En conséquence, les huit États représentés « confirment toutes les mesures prises pour réaliser l’unité d’action sur l’unité de front. » Les mesures étaient prises, étudiées, arrêtées par les états-majors dans leurs entretiens antérieurs ; cela non plus n’est donc pas du nouveau ; mais la confirmation par les gouvernemens donne à ces mesures force exécutoire ; l’expression au moins est nouvelle, et l’on n’en peut souhaiter de plus énergique : « l’unité d’action sur l’unité de front ; « les huit Puissances se fondent et se soudent en un bloc. D’un acier très homogène, car leurs représentans précisent : « Ils entendent par là, à la fois l’unité d’action militaire assurée par l’entente conclue entre les états-majors, l’unité d’action économique, dont la présente conférence a réglé l’organisation, et l’unité d’action diplomatique, que garantit leur inébranlable volonté de poursuivre la lutte jusqu’à la victoire de la cause commune. » L’unité d’action et l’unité de front doivent ainsi s’entendre de toute la guerre, dans tous les domaines, et doivent même dépasser la durée de la guerre, dans le domaine économique.

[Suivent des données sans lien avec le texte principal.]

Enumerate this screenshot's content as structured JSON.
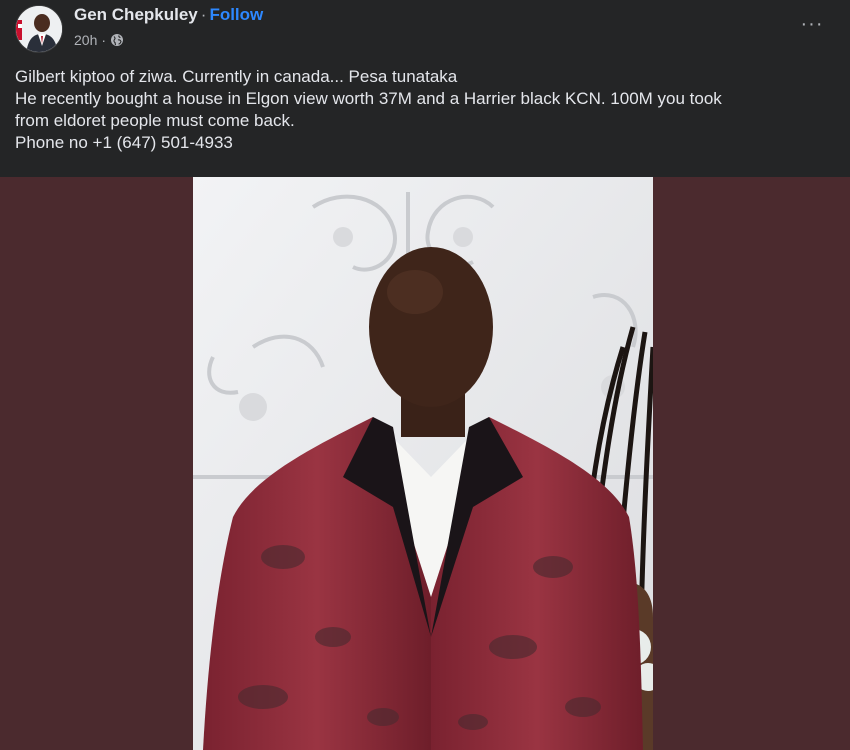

La Déclaration de Paris le prévoit ou le laisse prévoir, en ses trois autres articles, qui ne sont que le développement de ce point : l’unité d’action économique. L’article II conserve encore une allure un peu générale, et pose encore un principe ou trace une direction : « Les gouvernemens alliés décident de mettre en pratique, dans le domaine économique, leur solidarité de vues et d’intérêts. Ils chargent la conférence économique qui se tiendra prochainement à Paris de leur proposer les mesures propres à réaliser cette solidarité. » Mais cet article renferme probablement quelque chose de plus solide ou de plus positif, de plus substantiel ou de plus matériel qu’une intention à effets futurs. Peut-être n’est-il pas défendu de soupçonner qu’on pourrait bien, entre États dont le but est le même, mais dont les ressources et les besoins ne sont pas les mêmes, avoir examiné les moyens d’accorder les ressources de l’un avec les besoins de l’autre, afin de les employer le mieux possible à l’objet commun, sur la base du Do ut des : donne-moi ce dont tu as trop, je te donnerai ce dont tu manques. Supposé, par exemple, qu’une des Puissances alliées dispose d’un outillage industriel qui lui permette de fabriquer plus de munitions qu’elle n’en consomme, mais qu’une difficulté l’arrête, le manque de main-d’œuvre, tandis qu’une Puissance voisine aurait de la main-d’œuvre en abondance, avec un outillage insuffisant, ne serait-ce pas organiser l’unité d’action économique, et par elle coopérer à l’unité d’action sur l’unité de front, — sans épithète et sans limite, — que de faire entre elles un échange, ou mieux une association, que rétribuerait une part de l’accroissement de production ? Ce serait, à coup sûr, pour les gouvernemens alliés une manière d’organiser, dans le domaine économique, «. leur solidarité de vues et d’intérêts ; » mais imitons le vague prémédité du protocole, et bornons-nous à dire que, là comme en ce qui est du domaine diplomatique, la volonté de victoire est la garantie de l’unité d’action.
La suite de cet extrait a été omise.